Perhaps slightly differing from Paul, but in the same vein, I think that regardless of whether or not shared perception is an example of objective reality, or simply a brain construct, there is something important about life as a social being as sharing with others a perception that reality is shared. There will always be variations in the things we are sure! happened, and yet both comfort and reassurance are derived from a sense of a shared reality.
I also read the Powers book last year, and in a lot of ways Capgras reminded me of my own grandmother's changing perception of reality with early alzheimers (not uncommon) ... A year or so before she was diagnosed, she became very agitated because she and my grandfather were living in a home that was an exact replica of their real home in every way, but that was not their home.

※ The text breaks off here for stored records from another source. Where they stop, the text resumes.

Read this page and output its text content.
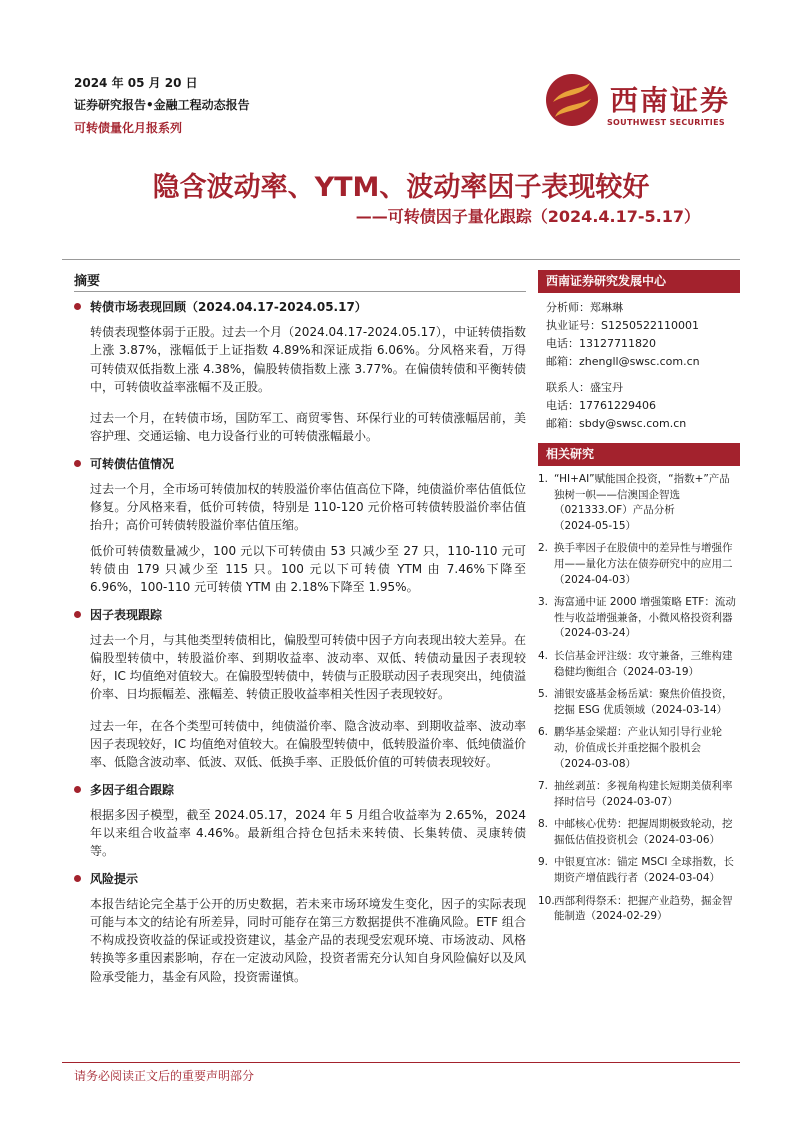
2024 年 05 月 20 日
证券研究报告•金融工程动态报告
可转债量化月报系列
西南证券
SOUTHWEST SECURITIES
隐含波动率、YTM、波动率因子表现较好
——可转债因子量化跟踪（2024.4.17-5.17）
摘要
转债市场表现回顾（2024.04.17-2024.05.17）

转债表现整体弱于正股。过去一个月（2024.04.17-2024.05.17），中证转债指数上涨 3.87%，涨幅低于上证指数 4.89%和深证成指 6.06%。分风格来看，万得可转债双低指数上涨 4.38%，偏股转债指数上涨 3.77%。在偏债转债和平衡转债中，可转债收益率涨幅不及正股。

过去一个月，在转债市场，国防军工、商贸零售、环保行业的可转债涨幅居前，美容护理、交通运输、电力设备行业的可转债涨幅最小。

可转债估值情况

过去一个月，全市场可转债加权的转股溢价率估值高位下降，纯债溢价率估值低位修复。分风格来看，低价可转债，特别是 110-120 元价格可转债转股溢价率估值抬升；高价可转债转股溢价率估值压缩。

低价可转债数量减少，100 元以下可转债由 53 只减少至 27 只，110-110 元可转债由 179 只减少至 115 只。100 元以下可转债 YTM 由 7.46%下降至 6.96%，100-110 元可转债 YTM 由 2.18%下降至 1.95%。

因子表现跟踪

过去一个月，与其他类型转债相比，偏股型可转债中因子方向表现出较大差异。在偏股型转债中，转股溢价率、到期收益率、波动率、双低、转债动量因子表现较好，IC 均值绝对值较大。在偏股型转债中，转债与正股联动因子表现突出，纯债溢价率、日均振幅差、涨幅差、转债正股收益率相关性因子表现较好。

过去一年，在各个类型可转债中，纯债溢价率、隐含波动率、到期收益率、波动率因子表现较好，IC 均值绝对值较大。在偏股型转债中，低转股溢价率、低纯债溢价率、低隐含波动率、低波、双低、低换手率、正股低价值的可转债表现较好。

多因子组合跟踪

根据多因子模型，截至 2024.05.17，2024 年 5 月组合收益率为 2.65%，2024 年以来组合收益率 4.46%。最新组合持仓包括未来转债、长集转债、灵康转债等。

风险提示

本报告结论完全基于公开的历史数据，若未来市场环境发生变化，因子的实际表现可能与本文的结论有所差异，同时可能存在第三方数据提供不准确风险。ETF 组合不构成投资收益的保证或投资建议，基金产品的表现受宏观环境、市场波动、风格转换等多重因素影响，存在一定波动风险，投资者需充分认知自身风险偏好以及风险承受能力，基金有风险，投资需谨慎。

西南证券研究发展中心
分析师：郑琳琳
执业证号：S1250522110001
电话：13127711820
邮箱：zhengll@swsc.com.cn
联系人：盛宝丹
电话：17761229406
邮箱：sbdy@swsc.com.cn
相关研究
1. “HI+AI”赋能国企投资，“指数+”产品独树一帜——信澳国企智选（021333.OF）产品分析（2024-05-15）
2. 换手率因子在股债中的差异性与增强作用——量化方法在债券研究中的应用二（2024-04-03）
3. 海富通中证 2000 增强策略 ETF：流动性与收益增强兼备，小微风格投资利器（2024-03-24）
4. 长信基金评注级：攻守兼备，三维构建稳健均衡组合（2024-03-19）
5. 浦银安盛基金杨岳斌：聚焦价值投资，挖掘 ESG 优质领域（2024-03-14）
6. 鹏华基金梁超：产业认知引导行业轮动，价值成长并重挖掘个股机会（2024-03-08）
7. 抽丝剥茧：多视角构建长短期美债利率择时信号（2024-03-07）
8. 中邮核心优势：把握周期极致轮动，挖掘低估值投资机会（2024-03-06）
9. 中银夏宜冰：锚定 MSCI 全球指数，长期资产增值践行者（2024-03-04）
10. 西部利得祭禾：把握产业趋势，掘金智能制造（2024-02-29）
请务必阅读正文后的重要声明部分
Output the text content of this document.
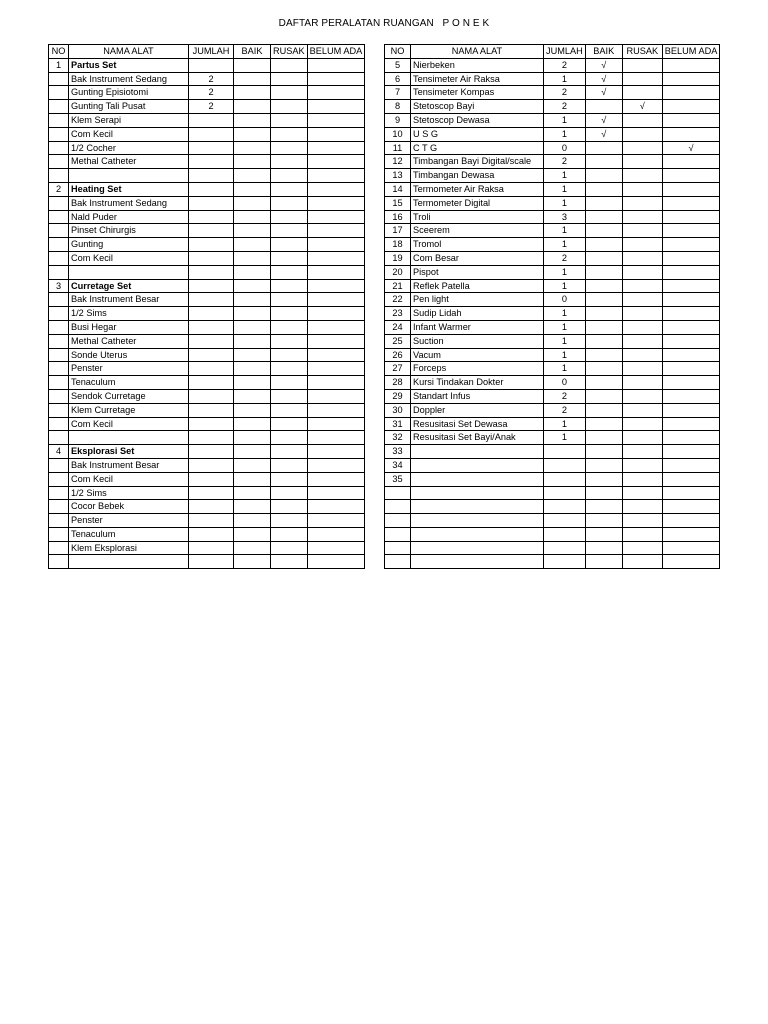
DAFTAR PERALATAN RUANGAN   P O N E K
NO	NAMA ALAT	JUMLAH	BAIK	RUSAK	BELUM ADA
1	Partus Set				
	Bak Instrument Sedang	2			
	Gunting Episiotomi	2			
	Gunting Tali Pusat	2			
	Klem Serapi				
	Com Kecil				
	1/2 Cocher				
	Methal Catheter				

2	Heating Set				
	Bak Instrument Sedang				
	Nald Puder				
	Pinset Chirurgis				
	Gunting				
	Com Kecil				

3	Curretage Set				
	Bak Instrument Besar				
	1/2 Sims				
	Busi Hegar				
	Methal Catheter				
	Sonde Uterus				
	Penster				
	Tenaculum				
	Sendok Curretage				
	Klem Curretage				
	Com Kecil				

4	Eksplorasi Set				
	Bak Instrument Besar				
	Com Kecil				
	1/2 Sims				
	Cocor Bebek				
	Penster				
	Tenaculum				
	Klem Eksplorasi				

NO	NAMA ALAT	JUMLAH	BAIK	RUSAK	BELUM ADA
5	Nierbeken	2	√		
6	Tensimeter Air Raksa	1	√		
7	Tensimeter Kompas	2	√		
8	Stetoscop Bayi	2		√	
9	Stetoscop Dewasa	1	√		
10	U S G	1	√		
11	C T G	0			√
12	Timbangan Bayi Digital/scale	2			
13	Timbangan Dewasa	1			
14	Termometer Air Raksa	1			
15	Termometer Digital	1			
16	Troli	3			
17	Sceerem	1			
18	Tromol	1			
19	Com Besar	2			
20	Pispot	1			
21	Reflek Patella	1			
22	Pen light	0			
23	Sudip Lidah	1			
24	Infant Warmer	1			
25	Suction	1			
26	Vacum	1			
27	Forceps	1			
28	Kursi Tindakan Dokter	0			
29	Standart Infus	2			
30	Doppler	2			
31	Resusitasi Set Dewasa	1			
32	Resusitasi Set Bayi/Anak	1			
33					
34					
35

Every aspect of it was the same, but she was positive it was the wrong home. My father would try to question her, first just to get her to see she was wrong, and then just to ask why, if everything about her "new" home was exactly the same, she cared if they had moved. Couldn't she live the same life in this replica of her home? But of course her agitation continued. Maybe she was right, in a sense, just as in "The Echo Maker", what does it mean to be the same person everyday? Aren't we each just our own constant reinterpretation of events? Maybe our houses *are* different everyday ... But if our brain isn't comforting itself with this thought, what use is it?
I think that in creating narratives, our minds often strive to jive with others -- to make connections in shared perceptions or communal cues. Often people who have traumatic brain injuries do explain the world differently (and perhaps in ways no less correct), but they also often feel frustrated, maybe vaguely aware that their perception is a bit off kilter, maybe just less able to make their narrative comforting. I am more than happy to decide that being mentally healthy means feeling able to construct a personal narrative that is bolstering and personally sensical. In a way, the goal of our brain is not necessarily to get reality "less wrong", but to make our lives easier. (Case in point -- often people with personality disorders/PTSD view the world more in terms of luck and less in terms of personal agency. In reality, many of these people may have experienced "unlucky" events over which they had little control. Is their perception less right? Perhaps not. But is it helpful to them? Well, perhaps not, too.)